In the early morning hours before the sun was up, a man quietly crept into my bedroom. I was asleep on my right side facing the wall when he slipped his arm under the pillow and grabbed my jaw. Terrified, I began screaming and he told me to shut up or he’d kill me. He shoved my face into the pillow so I couldn’t see him and he raped me.
My mind closed off what was happening to me and I lay silent. When he finished, he reached for the other pillow and I was convinced suffocation was next. These were my last moments of life, I thought, as he placed the other pillow over the back of my head.
Surprisingly, he backed off the bed, ripped out the phone, and he was gone. Still frozen in fear, I listened for any noises thinking he might be in the other room waiting for me. Trembling, I cautiously made my way toward the living room and found the front door open; I quickly shut and locked it. I turned around and hoped for a dial tone on the phone in the dining room. I grabbed the receiver.
I called my sister and tried to utter what had just happened to me, but I was too hysterical. I took a deep breath and said, “I’ve just been raped.” She yelled for me to hang up so she could call the police.

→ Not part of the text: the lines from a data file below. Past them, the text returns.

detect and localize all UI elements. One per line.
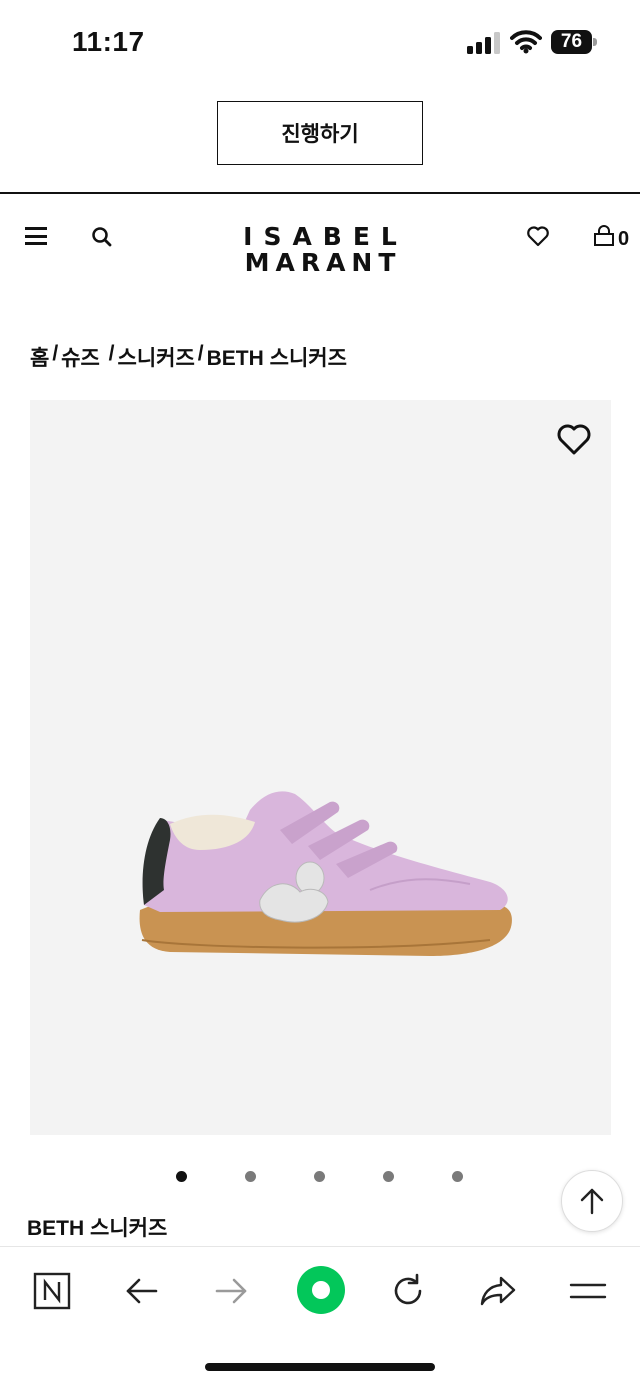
browser-home-button[interactable] — [30, 1269, 74, 1313]
carousel-dot[interactable] — [245, 1171, 256, 1182]
divider — [0, 192, 640, 194]
forward-button[interactable] — [209, 1269, 253, 1313]
back-button[interactable] — [120, 1269, 164, 1313]
breadcrumb-current: BETH 스니커즈 — [206, 347, 347, 370]
wifi-icon — [510, 30, 542, 54]
share-button[interactable] — [476, 1269, 520, 1313]
breadcrumb-separator: / — [197, 342, 204, 365]
product-image[interactable] — [30, 400, 611, 1135]
heart-icon[interactable] — [526, 225, 550, 247]
brand-logo[interactable]: ISABEL MARANT — [212, 224, 428, 276]
carousel-dot[interactable] — [452, 1171, 463, 1182]
status-bar: 11:17 76 — [0, 0, 640, 88]
breadcrumb: 홈 / 슈즈 / 스니커즈 / BETH 스니커즈 — [30, 342, 347, 372]
share-icon — [480, 1276, 516, 1306]
green-dot-button[interactable] — [296, 1265, 346, 1315]
carousel-dots — [176, 1171, 476, 1183]
more-menu-button[interactable] — [566, 1269, 610, 1313]
reload-button[interactable] — [386, 1269, 430, 1313]
home-indicator[interactable] — [205, 1363, 435, 1371]
green-circle-icon — [297, 1266, 345, 1314]
logo-line2: MARANT — [244, 248, 402, 277]
logo-line1: ISABEL — [243, 222, 408, 251]
arrow-up-icon — [580, 1188, 604, 1215]
status-time: 11:17 — [72, 26, 145, 57]
arrow-right-icon — [215, 1278, 247, 1304]
carousel-dot[interactable] — [176, 1171, 187, 1182]
carousel-dot[interactable] — [314, 1171, 325, 1182]
carousel-dot[interactable] — [383, 1171, 394, 1182]
scroll-top-button[interactable] — [561, 1170, 623, 1232]
menu-icon[interactable] — [25, 227, 47, 245]
product-name: BETH 스니커즈 — [27, 1217, 168, 1240]
battery-level: 76 — [551, 30, 592, 54]
search-icon[interactable] — [90, 225, 114, 249]
breadcrumb-shoes[interactable]: 슈즈 — [61, 342, 105, 372]
proceed-button[interactable]: 진행하기 — [217, 101, 423, 165]
naver-n-icon — [33, 1272, 71, 1310]
sneaker-image — [139, 791, 512, 956]
breadcrumb-separator: / — [108, 342, 115, 365]
breadcrumb-separator: / — [52, 342, 59, 365]
bag-icon[interactable] — [593, 225, 615, 247]
arrow-left-icon — [126, 1278, 158, 1304]
hamburger-icon — [569, 1283, 607, 1299]
breadcrumb-sneakers[interactable]: 스니커즈 — [118, 342, 195, 372]
cellular-signal-icon — [467, 32, 500, 54]
bag-count: 0 — [618, 228, 630, 250]
battery-icon: 76 — [551, 30, 597, 55]
reload-icon — [394, 1273, 422, 1305]
breadcrumb-home[interactable]: 홈 — [30, 342, 49, 372]
heart-outline-icon[interactable] — [556, 422, 592, 456]
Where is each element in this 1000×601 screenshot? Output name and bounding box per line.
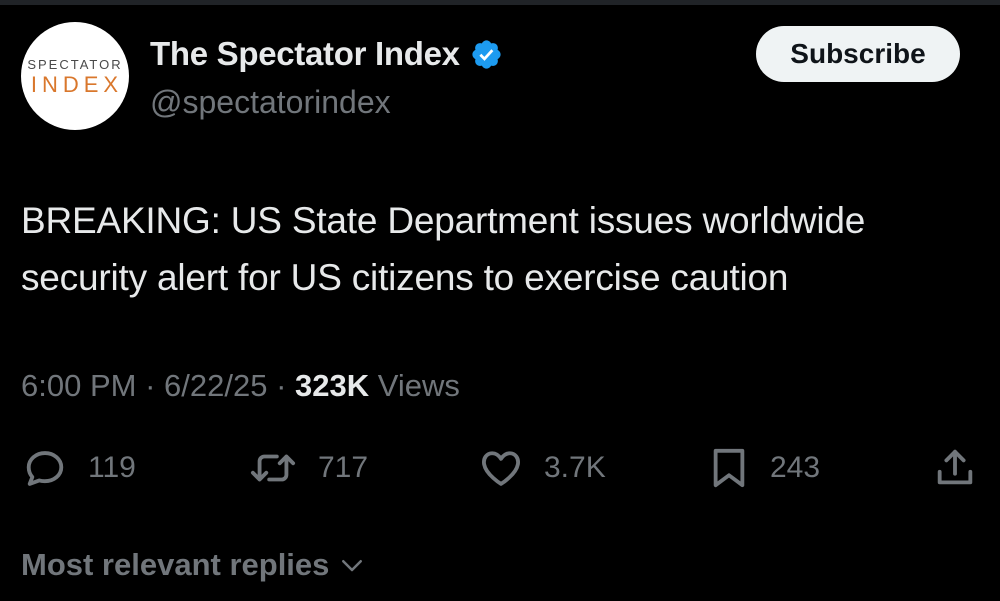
heart-icon	[482, 451, 520, 486]
reply-count: 119	[88, 451, 136, 484]
share-button[interactable]	[932, 443, 978, 493]
replies-sort-dropdown[interactable]: Most relevant replies	[21, 543, 367, 587]
action-bar: 119 717 3.7K 243	[0, 443, 1000, 493]
reply-button[interactable]: 119	[22, 443, 136, 493]
replies-sort-label: Most relevant replies	[21, 547, 330, 582]
avatar-logo-line2: INDEX	[30, 72, 124, 97]
like-button[interactable]: 3.7K	[478, 443, 606, 493]
avatar-logo-line1: SPECTATOR	[27, 57, 123, 72]
repost-count: 717	[318, 451, 369, 484]
reply-icon	[26, 451, 64, 486]
bookmark-button[interactable]: 243	[708, 443, 820, 493]
tweet-date[interactable]: 6/22/25	[164, 368, 267, 403]
bookmark-count: 243	[770, 451, 821, 484]
tweet-text: BREAKING: US State Department issues wor…	[21, 200, 866, 298]
author-handle[interactable]: @spectatorindex	[150, 80, 391, 124]
meta-separator: ·	[267, 368, 296, 403]
chevron-down-icon	[342, 560, 363, 572]
tweet-meta: 6:00 PM · 6/22/25 · 323K Views	[21, 364, 460, 408]
verified-badge-icon[interactable]	[470, 38, 503, 71]
views-label: Views	[369, 368, 460, 403]
subscribe-button[interactable]: Subscribe	[756, 26, 960, 82]
author-name-row: The Spectator Index	[150, 32, 503, 76]
bookmark-icon	[713, 448, 745, 488]
repost-button[interactable]: 717	[248, 443, 368, 493]
avatar[interactable]: SPECTATOR INDEX	[21, 22, 129, 130]
like-count: 3.7K	[544, 451, 606, 484]
top-divider	[0, 0, 1000, 5]
views-count: 323K	[295, 368, 370, 403]
meta-separator: ·	[136, 368, 165, 403]
repost-icon	[250, 454, 296, 482]
tweet-time[interactable]: 6:00 PM	[21, 368, 136, 403]
author-display-name[interactable]: The Spectator Index	[150, 35, 460, 73]
share-icon	[937, 449, 973, 485]
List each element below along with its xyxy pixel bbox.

In a matter of moments my mom, my sister and two police officers were standing in my living room talking to each other while I quietly sat on the edge of the bed. The officers drove me to the hospital to have the rape kit performed, and after the exam, I was released.
Two detectives came to the door of my sister’s house where I was staying to ask questions while my mind was fresh. Soon after they left, the phone began to ring from co-workers and friends wanting to know if I was okay.
I reached out for help and talked to a counselor at work in our care services. She educated me about trauma, something I knew nothing about until then. I was her first rape case and she promised she would help me through this. My friends couldn’t cope with what happened and they abandoned me; my family was in shock and other than my counselor, I was alone. It was nearing the end of August—mental and physical exhaustion were obvious just looking at me, so I went home early that day to plan my suicide. Because of my sister’s vigilance, she recognized I was in trouble and called my counselor who arranged for admission to a psychiatric hospital.